Чему радуются офицеры?.. Возвращению на родину или близорукости Макошина? Опять же загвоздка с генералом Гравицким: решил остаться в Константинополе, якобы для того, чтоб распространить свое «Обращение» среди войск. Ну а что на самом деле кроется за всем этим?.. А возможно, и ничего не кроется. Пока действия Гравицкого не расходились со словами. Можно только представить, что творилось в кабинете Слащова, когда к нему вошел Гравицкий и заговорил о репатриации…

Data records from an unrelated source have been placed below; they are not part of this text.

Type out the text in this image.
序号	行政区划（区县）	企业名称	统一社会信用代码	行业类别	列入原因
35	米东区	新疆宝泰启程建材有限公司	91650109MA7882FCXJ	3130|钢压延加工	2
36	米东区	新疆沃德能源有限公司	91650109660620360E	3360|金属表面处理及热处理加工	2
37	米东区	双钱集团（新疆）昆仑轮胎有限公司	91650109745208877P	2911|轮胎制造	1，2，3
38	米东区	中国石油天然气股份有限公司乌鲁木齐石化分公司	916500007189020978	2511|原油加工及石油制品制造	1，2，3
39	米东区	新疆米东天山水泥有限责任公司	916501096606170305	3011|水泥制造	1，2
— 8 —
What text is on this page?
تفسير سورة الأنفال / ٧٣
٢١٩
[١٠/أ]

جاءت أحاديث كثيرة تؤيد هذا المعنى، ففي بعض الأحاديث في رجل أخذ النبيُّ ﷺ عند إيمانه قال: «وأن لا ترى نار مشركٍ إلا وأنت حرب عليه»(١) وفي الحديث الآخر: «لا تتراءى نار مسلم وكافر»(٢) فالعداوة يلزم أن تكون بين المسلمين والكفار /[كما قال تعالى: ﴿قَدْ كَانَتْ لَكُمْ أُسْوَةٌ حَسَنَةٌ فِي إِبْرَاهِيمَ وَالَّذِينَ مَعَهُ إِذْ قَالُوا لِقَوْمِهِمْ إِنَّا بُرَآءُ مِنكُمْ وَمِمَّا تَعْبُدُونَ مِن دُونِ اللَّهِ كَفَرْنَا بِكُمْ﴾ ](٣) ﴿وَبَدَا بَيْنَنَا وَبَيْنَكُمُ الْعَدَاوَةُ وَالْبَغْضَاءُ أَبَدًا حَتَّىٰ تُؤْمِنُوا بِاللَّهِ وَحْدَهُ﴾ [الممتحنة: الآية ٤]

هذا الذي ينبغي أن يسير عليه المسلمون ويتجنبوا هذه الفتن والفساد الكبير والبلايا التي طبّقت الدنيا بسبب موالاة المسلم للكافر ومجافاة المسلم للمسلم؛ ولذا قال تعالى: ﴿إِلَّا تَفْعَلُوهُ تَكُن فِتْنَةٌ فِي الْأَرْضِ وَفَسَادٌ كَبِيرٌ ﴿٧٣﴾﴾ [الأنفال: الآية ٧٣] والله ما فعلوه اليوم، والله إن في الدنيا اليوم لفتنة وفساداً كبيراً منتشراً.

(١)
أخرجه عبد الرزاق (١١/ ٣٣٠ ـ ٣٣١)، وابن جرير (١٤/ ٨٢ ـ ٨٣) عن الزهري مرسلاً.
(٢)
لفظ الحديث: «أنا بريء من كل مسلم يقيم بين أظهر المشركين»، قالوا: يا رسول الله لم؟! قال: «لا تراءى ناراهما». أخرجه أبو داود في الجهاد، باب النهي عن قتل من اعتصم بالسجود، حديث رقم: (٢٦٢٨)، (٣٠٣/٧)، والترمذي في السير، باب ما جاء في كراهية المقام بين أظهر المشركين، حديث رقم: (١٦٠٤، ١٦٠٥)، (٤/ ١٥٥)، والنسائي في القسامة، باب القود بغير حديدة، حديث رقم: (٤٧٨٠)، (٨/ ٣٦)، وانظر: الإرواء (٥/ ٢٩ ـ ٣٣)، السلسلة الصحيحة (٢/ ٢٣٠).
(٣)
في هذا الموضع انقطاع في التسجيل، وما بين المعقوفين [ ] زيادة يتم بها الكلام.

Весенний день разгорался все ярче. Колыхалась морская лазурь. С криками носились чайки, садились на воду, что было хорошим признаком. Лемнос поднимался сиреневой громадой к безоблачному небу, словно памятник страданиям людей, покинувших его. Гравицкий нацепил дымчатые очки, защищающие глаза от яркого солнца.

Легкий бриз, никакого движения и древняя синева вокруг…

Возле берега из воды поднималась корма затопленного еще во время мировой войны броненосца. Значит, и здесь были дела.

«Решид-паша», войдя в Дарданеллы, вновь продвигался вдоль Галлиполийского полуострова, голой равнины, кое-где покрытой маками; на пристани Галлиполи стояли солдаты в серых шинелях, махали пароходу руками, даже не подозревая, куда направляются их товарищи, разместившиеся на всех палубах.

Макошин подумал о тех двоих чекистах, которые остались в Константинополе. Удалось ли им пробраться в лагеря Галлиполи, где размещается 1‑й армейский корпус? А если удалось, то, возможно, на берегу стоят среди солдатни и они, машут руками. Заберем в следующий раз!.. Заберем, заберем… Теперь заберем.

И хотя самое трудное, как он считал, осталось позади, расслабляться было нельзя. Он снова жил той нереальной, натянутой, как струна, жизнью, какой привык жить на фронте, и нервы его не шалили больше, несмотря на сильнейший психический накал. Одно беспокоило: все шло слишком уж гладко, как по плану. Он не любил вот такого ровного развития событий, так как на войне привык ко всякого рода поворотам судьбы, подчас трагическим. Все ли он учел?..

4

«Решид-паша» не стал заходить в бухту Золотой Рог, не пришвартовался к Галатской набережной, как обычно, выбрал почему-то заброшенную грузовую пристань на мысу в Стамбуле. Он прибыл сюда поздно ночью с погашенными огнями.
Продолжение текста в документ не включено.